In python, adding a new primitive is a single function definition. The @primitive-decorator automatically registers the tool for LLM inference. Introspection allows for implicit prompt-building by reading the method signature (including docstrings).

@primitive
def pick(scene: Scene, object_name: str) -> list[Waypoint]:
    """Pick up an object. Approaches from above, grasps, and lifts."""
    obj = scene.get_object(object_name)
    return [
        Waypoint(position=obj.position.offset(z=0.10), label="approach"),
        Waypoint(gripper="open"),
        Waypoint(position=obj.position, label="lower"),
        Waypoint(gripper="close"),
        Waypoint(position=obj.position.offset(z=0.15), label="lift"),
    ]
const pick: PrimitiveDef = {
  name: "pick",
  description: "Pick up an object. Approaches from above, grasps, and lifts.",
  parameters: {
    type: "object",
    properties: {
      object_name: { type: "string", description: "Name of the object to pick up" },
    },
    required: ["object_name"],
  },
  handler: (scene, params): Waypoint[] => {
    const name = params.object_name as string;
    const obj = scene.getObject(name);
    const above = offsetPosition(obj.position, 0, 0, 0.10);
    const lift = offsetPosition(obj.position, 0, 0, 0.15);
    return [
      { position: above, label: `approach_above(${name})` },
      { gripper: "open", label: "open_gripper" },
      { position: obj.position, label: `lower_to(${name})` },
      { gripper: "close", label: "close_gripper" },
      { position: lift, label: `lift(${name})` },
    ];
  },
};
{
  "type": "function",
  "function": {
    "name": "pick",
    "description": "Pick up an object. Approaches from above, grasps, and lifts.",
    "parameters": {
      "type": "object",
      "properties": {
        "object_name": {
          "type": "string",
          "description": "Name of the object to pick up"
        }
      },
      "required": ["object_name"]
    }
  }
}

Resolving Waypoints

The resolver produces a list of waypoints that any simulation backend can consume. Here we use MuJoCo, but the principle works everywhere.

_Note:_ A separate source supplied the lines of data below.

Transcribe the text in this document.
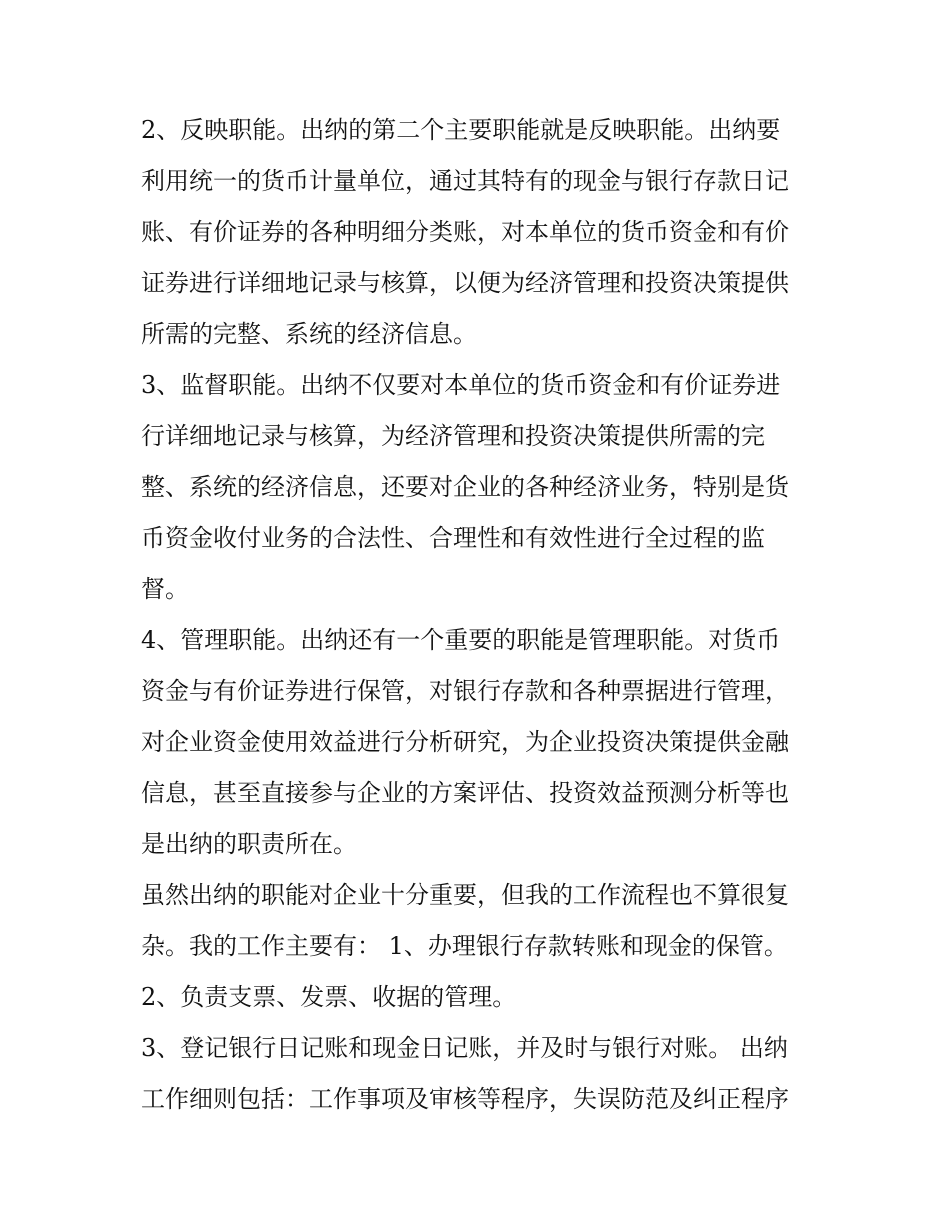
2、反映职能。出纳的第二个主要职能就是反映职能。出纳要

利用统一的货币计量单位，通过其特有的现金与银行存款日记

账、有价证券的各种明细分类账，对本单位的货币资金和有价

证券进行详细地记录与核算，以便为经济管理和投资决策提供

所需的完整、系统的经济信息。

3、监督职能。出纳不仅要对本单位的货币资金和有价证券进

行详细地记录与核算，为经济管理和投资决策提供所需的完

整、系统的经济信息，还要对企业的各种经济业务，特别是货

币资金收付业务的合法性、合理性和有效性进行全过程的监

督。

4、管理职能。出纳还有一个重要的职能是管理职能。对货币

资金与有价证券进行保管，对银行存款和各种票据进行管理，

对企业资金使用效益进行分析研究，为企业投资决策提供金融

信息，甚至直接参与企业的方案评估、投资效益预测分析等也

是出纳的职责所在。

虽然出纳的职能对企业十分重要，但我的工作流程也不算很复

杂。我的工作主要有： 1、办理银行存款转账和现金的保管。

2、负责支票、发票、收据的管理。

3、登记银行日记账和现金日记账，并及时与银行对账。 出纳

工作细则包括：工作事项及审核等程序，失误防范及纠正程序
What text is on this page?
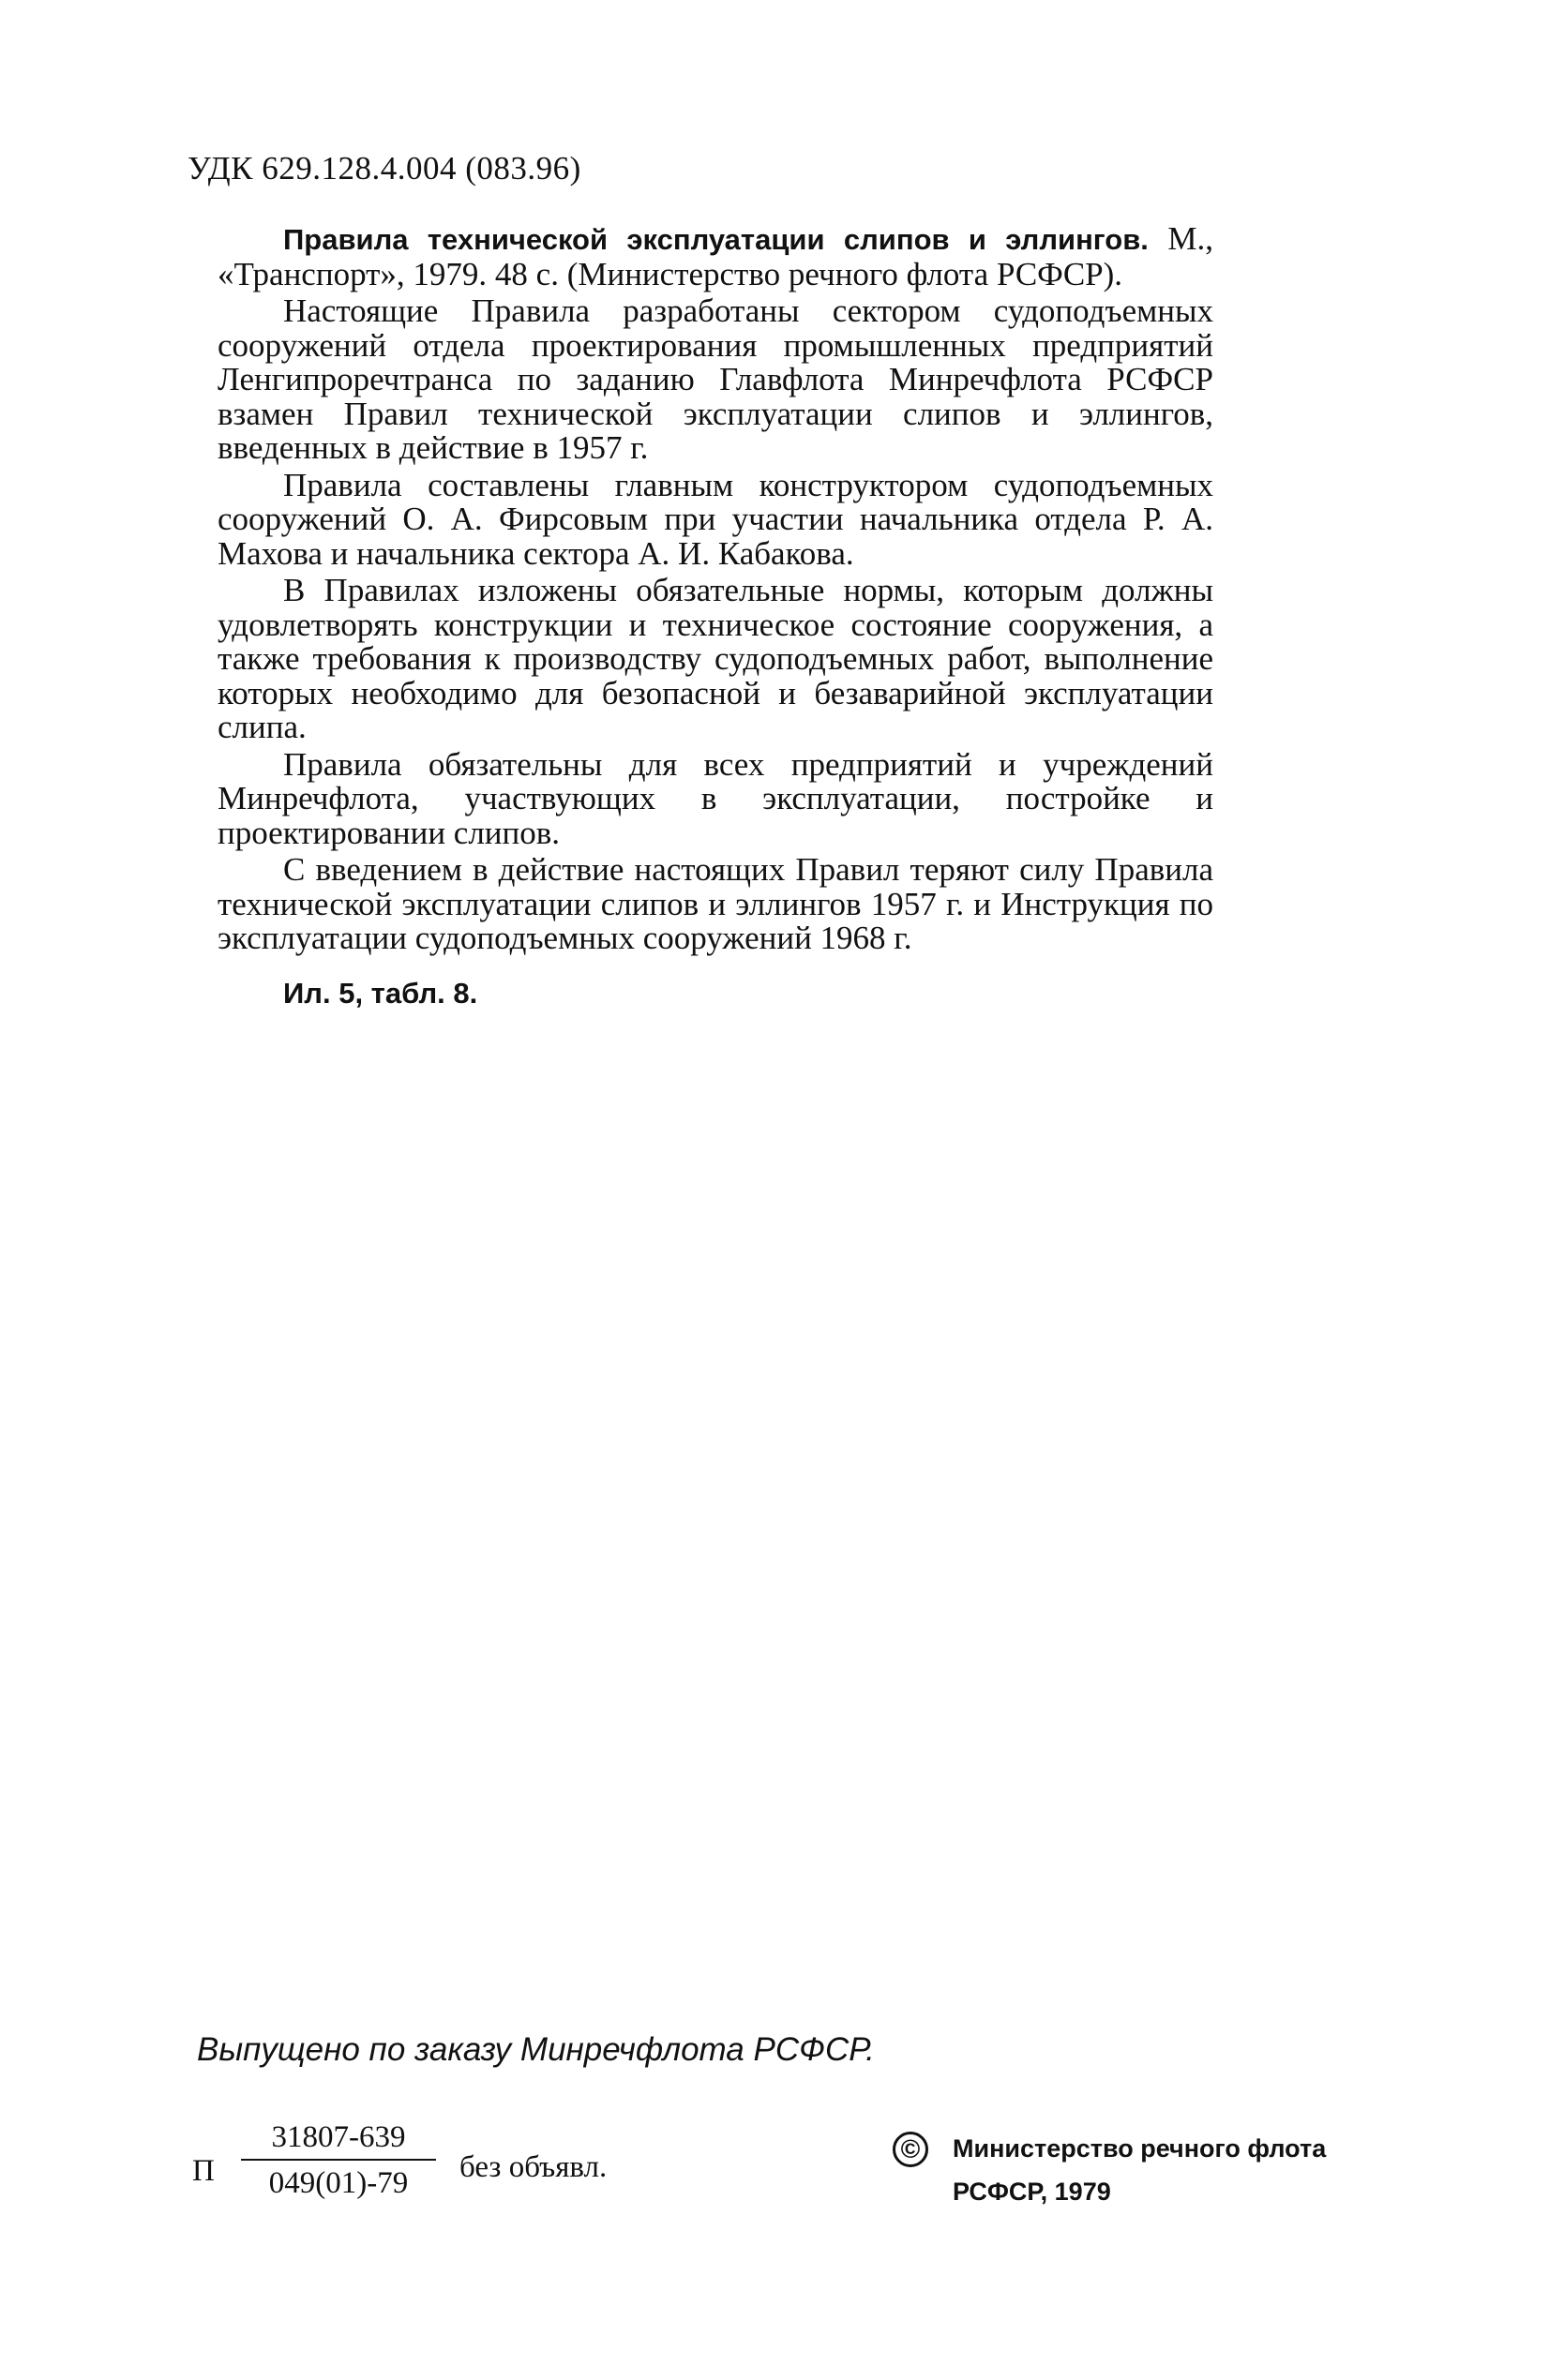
УДК 629.128.4.004 (083.96)

Правила технической эксплуатации слипов и эллингов. М., «Транспорт», 1979. 48 с. (Министерство речного флота РСФСР).

Настоящие Правила разработаны сектором судоподъемных сооружений отдела проектирования промышленных предприятий Ленгипроречтранса по заданию Главфлота Минречфлота РСФСР взамен Правил технической эксплуатации слипов и эллингов, введенных в действие в 1957 г.

Правила составлены главным конструктором судоподъемных сооружений О. А. Фирсовым при участии начальника отдела Р. А. Махова и начальника сектора А. И. Кабакова.

В Правилах изложены обязательные нормы, которым должны удовлетворять конструкции и техническое состояние сооружения, а также требования к производству судоподъемных работ, выполнение которых необходимо для безопасной и безаварийной эксплуатации слипа.

Правила обязательны для всех предприятий и учреждений Минречфлота, участвующих в эксплуатации, постройке и проектировании слипов.

С введением в действие настоящих Правил теряют силу Правила технической эксплуатации слипов и эллингов 1957 г. и Инструкция по эксплуатации судоподъемных сооружений 1968 г.

Ил. 5, табл. 8.

Выпущено по заказу Минречфлота РСФСР.
П
31807-639
049(01)-79	без объявл.
©	Министерство речного флота
РСФСР, 1979
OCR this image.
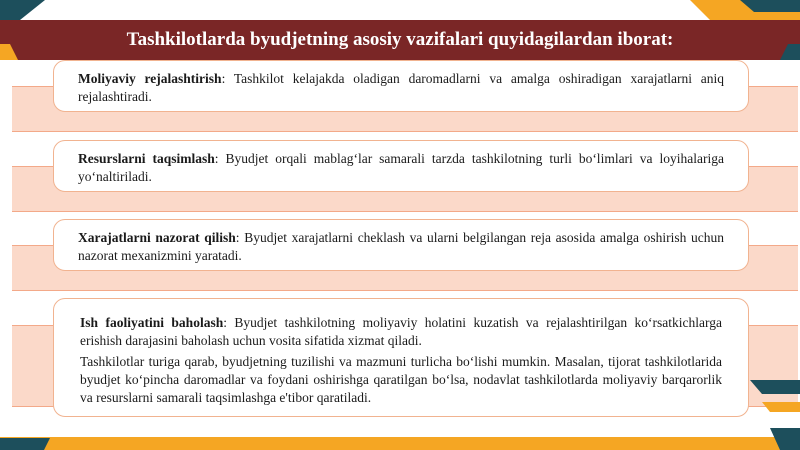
Tashkilotlarda byudjetning asosiy vazifalari quyidagilardan iborat:

Moliyaviy rejalashtirish: Tashkilot kelajakda oladigan daromadlarni va amalga oshiradigan xarajatlarni aniq rejalashtiradi.

Resurslarni taqsimlash: Byudjet orqali mablag‘lar samarali tarzda tashkilotning turli bo‘limlari va loyihalariga yo‘naltiriladi.

Xarajatlarni nazorat qilish: Byudjet xarajatlarni cheklash va ularni belgilangan reja asosida amalga oshirish uchun nazorat mexanizmini yaratadi.

Ish faoliyatini baholash: Byudjet tashkilotning moliyaviy holatini kuzatish va rejalashtirilgan ko‘rsatkichlarga erishish darajasini baholash uchun vosita sifatida xizmat qiladi.

Tashkilotlar turiga qarab, byudjetning tuzilishi va mazmuni turlicha bo‘lishi mumkin. Masalan, tijorat tashkilotlarida byudjet ko‘pincha daromadlar va foydani oshirishga qaratilgan bo‘lsa, nodavlat tashkilotlarda moliyaviy barqarorlik va resurslarni samarali taqsimlashga e'tibor qaratiladi.
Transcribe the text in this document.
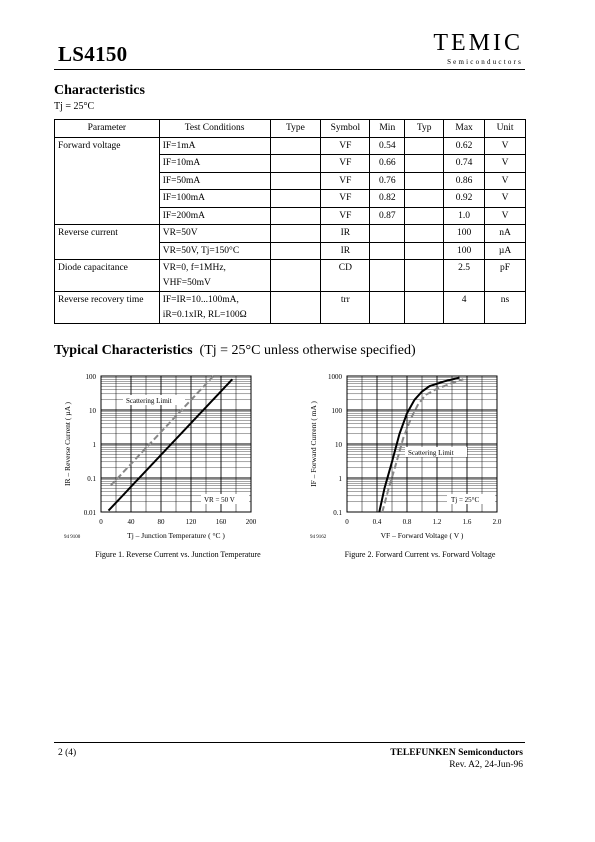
LS4150	TEMIC
Semiconductors
Characteristics
Tj = 25°C
Parameter	Test Conditions	Type	Symbol	Min	Typ	Max	Unit
Forward voltage	IF=1mA		VF	0.54		0.62	V
	IF=10mA		VF	0.66		0.74	V
	IF=50mA		VF	0.76		0.86	V
	IF=100mA		VF	0.82		0.92	V
	IF=200mA		VF	0.87		1.0	V
Reverse current	VR=50V		IR			100	nA
	VR=50V, Tj=150°C		IR			100	µA
Diode capacitance	VR=0, f=1MHz,
VHF=50mV		CD			2.5	pF
Reverse recovery time	IF=IR=10...100mA,
iR=0.1xIR, RL=100Ω		trr			4	ns
Typical Characteristics (Tj = 25°C unless otherwise specified)
0.01
0.1
1
10
100
0	40	80	120	160	200
Scattering Limit
VR = 50 V
Tj – Junction Temperature ( °C )
IR – Reverse Current ( µA )
94 9100
Figure 1. Reverse Current vs. Junction Temperature
0.1
1
10
100
1000
0	0.4	0.8	1.2	1.6	2.0
Scattering Limit
Tj = 25°C
VF – Forward Voltage ( V )
IF – Forward Current ( mA )
94 9162
Figure 2. Forward Current vs. Forward Voltage
2 (4)	TELEFUNKEN Semiconductors
Rev. A2, 24-Jun-96
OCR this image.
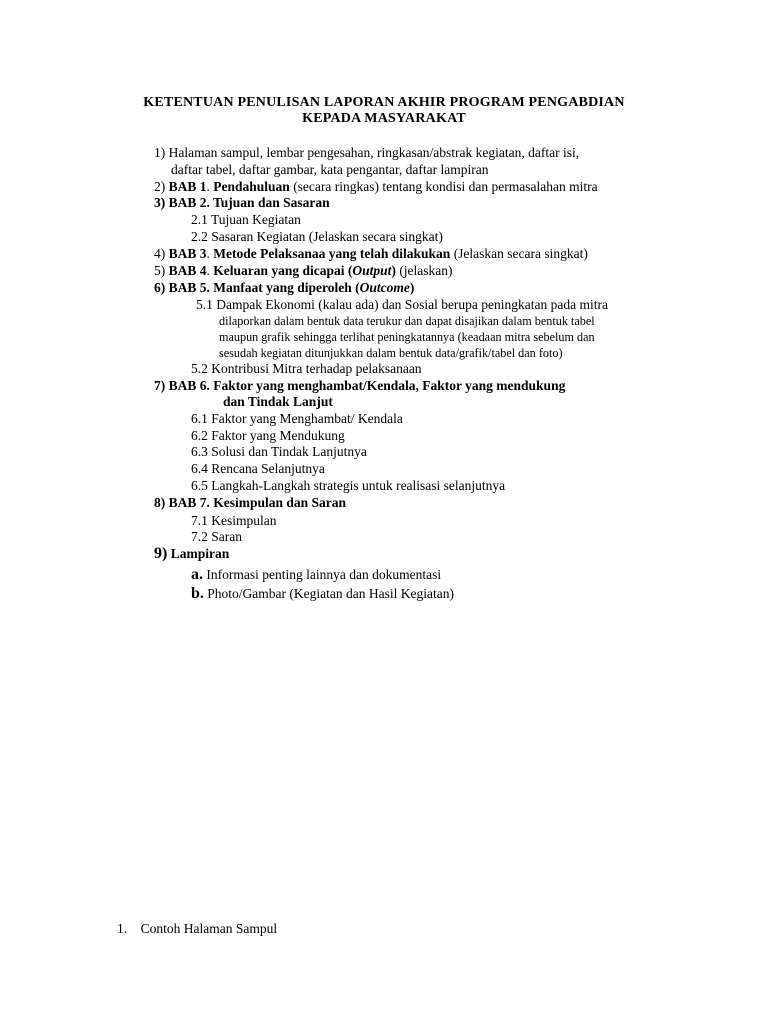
KETENTUAN PENULISAN LAPORAN AKHIR PROGRAM PENGABDIAN
KEPADA MASYARAKAT
1) Halaman sampul, lembar pengesahan, ringkasan/abstrak kegiatan, daftar isi,
daftar tabel, daftar gambar, kata pengantar, daftar lampiran
2) BAB 1. Pendahuluan (secara ringkas) tentang kondisi dan permasalahan mitra
3) BAB 2. Tujuan dan Sasaran
2.1 Tujuan Kegiatan
2.2 Sasaran Kegiatan (Jelaskan secara singkat)
4) BAB 3. Metode Pelaksanaa yang telah dilakukan (Jelaskan secara singkat)
5) BAB 4. Keluaran yang dicapai (Output) (jelaskan)
6) BAB 5. Manfaat yang diperoleh (Outcome)
5.1 Dampak Ekonomi (kalau ada) dan Sosial berupa peningkatan pada mitra
dilaporkan dalam bentuk data terukur dan dapat disajikan dalam bentuk tabel
maupun grafik sehingga terlihat peningkatannya (keadaan mitra sebelum dan
sesudah kegiatan ditunjukkan dalam bentuk data/grafik/tabel dan foto)
5.2 Kontribusi Mitra terhadap pelaksanaan
7) BAB 6. Faktor yang menghambat/Kendala, Faktor yang mendukung
dan Tindak Lanjut
6.1 Faktor yang Menghambat/ Kendala
6.2 Faktor yang Mendukung
6.3 Solusi dan Tindak Lanjutnya
6.4 Rencana Selanjutnya
6.5 Langkah-Langkah strategis untuk realisasi selanjutnya
8) BAB 7. Kesimpulan dan Saran
7.1 Kesimpulan
7.2 Saran
9) Lampiran
a. Informasi penting lainnya dan dokumentasi
b. Photo/Gambar (Kegiatan dan Hasil Kegiatan)
1. Contoh Halaman Sampul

def resolve(tool_calls: list[ToolCall], scene: Scene) -> Trajectory:
    trajectory = Trajectory()
    for call in tool_calls:
        handler = get_handler(call.name)
        waypoint = handler(scene, **call.params)
        trajectory.add(waypoint)
    return trajectory
function resolve(toolCalls: ToolCall[], scene: Scene): Trajectory {
  return toolCalls.map(call => {
    const prim = registry.get(call.name);
    return prim.handler(scene, call.params);
  });
}

Potential improvements

Since 2022, the landscape of HRI has drastically changed. Between hooking up agentic frameworks like openclaw to physical robots and open source vision language models, this approach is no longer at the cutting edge.

What I find interesting is where it could go. Multi-turn planning (re-extracting the scene after each action and replanning) would handle tasks the current flat-sequence approach can’t. Constrained decoding, as mentioned above, is the most promising direction for getting code expressiveness without sacrificing correctness. Improving 3D reasoning via Vision-Language-Models and other sensor modalities would close the loop to the real world.

What I really enjoy is being able to watch this system solve a surprising amount of tasks with just a few primitives and a fairly low-powered LLM.